Taeyeon ertesi sabah hiç olmadığı kadar mutlu uyanmıştı. Nasıl mutlu olmazdı ki? Artık Tiffany tamamen kendisine aitti. Tek eksik bunu resmileştirmekti.

Ama mutluluğu pek uzun sürmedi. Tiffany ile birlikte uyanacağını , filmlerdeki gibi romantik anlar yaşayacaklarını düşünürken beklediği olmamıştı ; meleği yanında yoktu. Nereye gitmişti ki?

Etrafına göz gezdirdiğinde dağınık yatak ve etrafa dağılmış kıyafetlerinden başka bir şey göremedi.

Hızlı olmaya çalışarak -ki bedenini kaplayan , hâlâ geçmemiş olan ağrı buna izin vermiyordu- kıyafetlerini giydi.

Mutfaktan duyduğu seslerle Tiffany'nin orada olabileceğini düşünerek mutfağa yürüdü.
Yanılmamıştı ; içeride Kim Taeyeon'a ait bir adet kanatsız melek kahvaltı hazırlamakla meşguldü.

Bir süre kafasını kapıya dayayıp sırıtarak Tiffany'yi izledi.

Tiffany Hwang , zaten her şeyi mükemmel yaratan Tanrı'nın ne büyük bir lütfuydu böyle...

Sessizce Tiffany'ye yaklaşıp , birden arkadan sarıldığında , kahvaltı hazırlamakla meşgul olan kız irkildi.

Tiffany'nin ani refleksiyle kıkırdadı Taeyeon.

"Aigoo... TaeTae... Beni korkuttun.."

"TaeTae dediğin zaman çok tatlı oluyorsun... Ben de sana bir lakap taksam? Hmm... Mesela mushroom?"

Tiffany'nin yanaklarından bir öpücük çalarken söyledi.

"Hayır. Mushroom'u sevmedim. Hiç de tatlı bir lakap gibi durmuyor... Yoksa beni tatlı bulmuyor musun?"

Tiffany'nin kaşları çatılmış , dudaklarını sevimlice bükmüştü. Kızdığı falan yoktu , sadece kızmış gibi yapıyordu.

"Senin tatlı olduğunu daha az önce söyledim ya... Pfft... Ama kızınca tatlı olmuyorsun,-"

"Yah!"

"Bir cümlemi tamamlasam? Kızınca tatlı değil seksi oluyorsun."

Duyduğu cümleyle yanakları kızarmıştı Tiffany'nin. Ama Taeyeon'un bunu görmesini istemiyordu.

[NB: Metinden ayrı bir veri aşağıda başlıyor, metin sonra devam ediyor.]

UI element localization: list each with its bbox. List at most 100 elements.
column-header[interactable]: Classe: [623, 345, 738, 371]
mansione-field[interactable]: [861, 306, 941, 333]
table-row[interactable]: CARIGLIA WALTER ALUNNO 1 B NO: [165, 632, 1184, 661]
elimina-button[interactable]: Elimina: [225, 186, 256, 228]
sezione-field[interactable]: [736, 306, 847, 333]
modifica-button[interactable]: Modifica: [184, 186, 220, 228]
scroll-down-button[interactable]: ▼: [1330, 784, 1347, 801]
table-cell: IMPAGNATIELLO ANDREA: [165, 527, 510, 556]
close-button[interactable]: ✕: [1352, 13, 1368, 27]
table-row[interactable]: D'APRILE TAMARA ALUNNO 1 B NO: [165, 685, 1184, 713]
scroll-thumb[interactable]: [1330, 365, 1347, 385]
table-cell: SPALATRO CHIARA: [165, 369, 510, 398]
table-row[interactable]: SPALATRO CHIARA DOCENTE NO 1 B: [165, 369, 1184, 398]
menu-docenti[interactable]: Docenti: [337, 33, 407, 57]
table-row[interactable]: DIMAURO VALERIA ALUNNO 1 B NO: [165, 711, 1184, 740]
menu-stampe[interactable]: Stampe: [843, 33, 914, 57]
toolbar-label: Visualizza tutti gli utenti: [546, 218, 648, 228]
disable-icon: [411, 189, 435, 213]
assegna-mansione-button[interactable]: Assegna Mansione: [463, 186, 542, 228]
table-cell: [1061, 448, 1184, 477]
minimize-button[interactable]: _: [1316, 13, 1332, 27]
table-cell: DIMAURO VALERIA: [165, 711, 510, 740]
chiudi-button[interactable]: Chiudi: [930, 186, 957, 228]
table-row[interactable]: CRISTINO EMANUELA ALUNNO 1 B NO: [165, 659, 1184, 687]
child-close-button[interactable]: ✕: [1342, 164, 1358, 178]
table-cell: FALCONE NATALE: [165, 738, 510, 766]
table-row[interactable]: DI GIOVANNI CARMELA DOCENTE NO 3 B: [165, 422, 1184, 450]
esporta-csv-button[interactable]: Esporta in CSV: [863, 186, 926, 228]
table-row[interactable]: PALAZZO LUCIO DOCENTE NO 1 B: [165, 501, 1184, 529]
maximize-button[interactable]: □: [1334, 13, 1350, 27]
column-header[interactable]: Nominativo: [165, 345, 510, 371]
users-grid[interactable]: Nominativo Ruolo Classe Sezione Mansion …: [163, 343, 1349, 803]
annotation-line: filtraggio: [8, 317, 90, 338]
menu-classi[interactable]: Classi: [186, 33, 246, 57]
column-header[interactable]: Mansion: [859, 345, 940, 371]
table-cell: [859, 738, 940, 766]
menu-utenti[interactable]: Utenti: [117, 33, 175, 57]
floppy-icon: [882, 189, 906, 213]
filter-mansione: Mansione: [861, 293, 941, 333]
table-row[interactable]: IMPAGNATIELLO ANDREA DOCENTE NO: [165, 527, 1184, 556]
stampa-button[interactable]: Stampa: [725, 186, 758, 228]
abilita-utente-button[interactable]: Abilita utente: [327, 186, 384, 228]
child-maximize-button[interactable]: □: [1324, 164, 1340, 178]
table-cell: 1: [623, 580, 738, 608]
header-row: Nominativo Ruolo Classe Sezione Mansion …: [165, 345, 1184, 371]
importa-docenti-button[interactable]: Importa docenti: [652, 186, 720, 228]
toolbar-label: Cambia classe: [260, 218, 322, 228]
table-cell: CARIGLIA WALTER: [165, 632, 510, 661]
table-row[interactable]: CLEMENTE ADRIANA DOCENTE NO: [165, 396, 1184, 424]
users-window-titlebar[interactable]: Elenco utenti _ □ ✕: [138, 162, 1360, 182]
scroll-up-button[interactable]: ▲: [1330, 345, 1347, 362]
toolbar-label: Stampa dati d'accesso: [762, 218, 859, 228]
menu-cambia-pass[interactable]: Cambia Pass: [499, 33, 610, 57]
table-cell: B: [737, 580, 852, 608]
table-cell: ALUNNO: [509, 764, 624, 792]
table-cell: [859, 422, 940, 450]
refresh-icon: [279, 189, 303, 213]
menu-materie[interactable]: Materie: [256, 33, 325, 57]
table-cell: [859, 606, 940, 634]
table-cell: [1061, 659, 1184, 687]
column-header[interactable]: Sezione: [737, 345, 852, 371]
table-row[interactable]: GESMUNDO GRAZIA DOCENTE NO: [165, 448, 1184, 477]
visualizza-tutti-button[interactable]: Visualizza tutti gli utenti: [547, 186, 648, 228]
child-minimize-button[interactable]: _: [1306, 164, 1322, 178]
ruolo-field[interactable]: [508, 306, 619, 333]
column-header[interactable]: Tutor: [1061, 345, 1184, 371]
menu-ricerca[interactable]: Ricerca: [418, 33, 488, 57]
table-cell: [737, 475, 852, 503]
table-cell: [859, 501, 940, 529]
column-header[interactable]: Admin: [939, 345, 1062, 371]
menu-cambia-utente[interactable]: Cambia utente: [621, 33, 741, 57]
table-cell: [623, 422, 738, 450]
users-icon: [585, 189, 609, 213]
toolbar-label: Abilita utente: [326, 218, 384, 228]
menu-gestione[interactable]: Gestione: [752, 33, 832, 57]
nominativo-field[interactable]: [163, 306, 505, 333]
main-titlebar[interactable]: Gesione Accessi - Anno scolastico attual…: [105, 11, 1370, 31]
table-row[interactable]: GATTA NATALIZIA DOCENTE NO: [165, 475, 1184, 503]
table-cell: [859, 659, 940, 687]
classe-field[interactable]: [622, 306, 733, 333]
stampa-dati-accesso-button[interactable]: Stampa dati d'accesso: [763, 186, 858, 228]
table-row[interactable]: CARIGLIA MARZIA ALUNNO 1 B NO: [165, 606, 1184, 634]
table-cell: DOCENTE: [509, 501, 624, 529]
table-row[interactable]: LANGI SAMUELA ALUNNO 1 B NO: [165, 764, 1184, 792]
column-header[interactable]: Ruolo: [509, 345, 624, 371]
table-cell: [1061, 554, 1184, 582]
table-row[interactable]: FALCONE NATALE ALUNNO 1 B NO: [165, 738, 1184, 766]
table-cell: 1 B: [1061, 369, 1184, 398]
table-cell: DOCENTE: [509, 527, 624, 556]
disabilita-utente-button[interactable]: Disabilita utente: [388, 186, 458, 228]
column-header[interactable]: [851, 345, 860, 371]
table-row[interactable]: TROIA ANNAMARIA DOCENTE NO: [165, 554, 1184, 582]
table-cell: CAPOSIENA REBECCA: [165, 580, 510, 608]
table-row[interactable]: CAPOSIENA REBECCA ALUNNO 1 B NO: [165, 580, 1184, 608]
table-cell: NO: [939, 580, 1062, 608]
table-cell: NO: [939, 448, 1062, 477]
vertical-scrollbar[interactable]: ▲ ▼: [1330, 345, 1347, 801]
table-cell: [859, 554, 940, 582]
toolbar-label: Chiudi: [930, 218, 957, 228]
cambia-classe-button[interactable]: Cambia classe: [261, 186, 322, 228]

"Sana Tippani diyeceğim..."

"Neden?"

"Çünkü herkes adını İngilizce telaffuz ediyor , ama eğer ben Korece telaffuz edersem farkım olur. Tiffany Hwang değil de TaeTae'nin Tippani'si olursun..."

Daha sonra ona sarılmayı bırakıp Tiffany'yi omzundan tutarak kendisine çevirdi.

"Seni seviyorum Tippani..."

"Ben de seni seviyorum TaeTae..."

Tiffany cümlesini tamamlayıp Taeyeon'a sarılmak istedi ama kısa olan buna izin vermedi. Tiffany şaşırmıştı , neden izin vermemişti ki?

Ama sonra Taeyeon'un hınzırca sırıttığını fark etti , ve hemen sonra kendisine yaklaşan yüzünü...

Taeyeon , Tiffany'yi gıcık etmek istiyormuş gibi ağır çekimde yavaş yavaş yaklaşıyordu.
Tiffany ise onun kendisine her bir milimetre yaklaşmasında kontrolden çıkan kalbini normalde döndürmeye çalışıyordu.

Taeyeon , en sonunda Tiffany'yi öpmeye başlamıştı. Dudakları daha önce birçok kez olduğu gibi yine buluştuğunda ikisini de tatlı bir his kaplamıştı.

Dudaklarını ilk ayıran Tiffany olurken utangaçça söyledi.

"TaeTae ilk önce kahvaltımızı yapalım."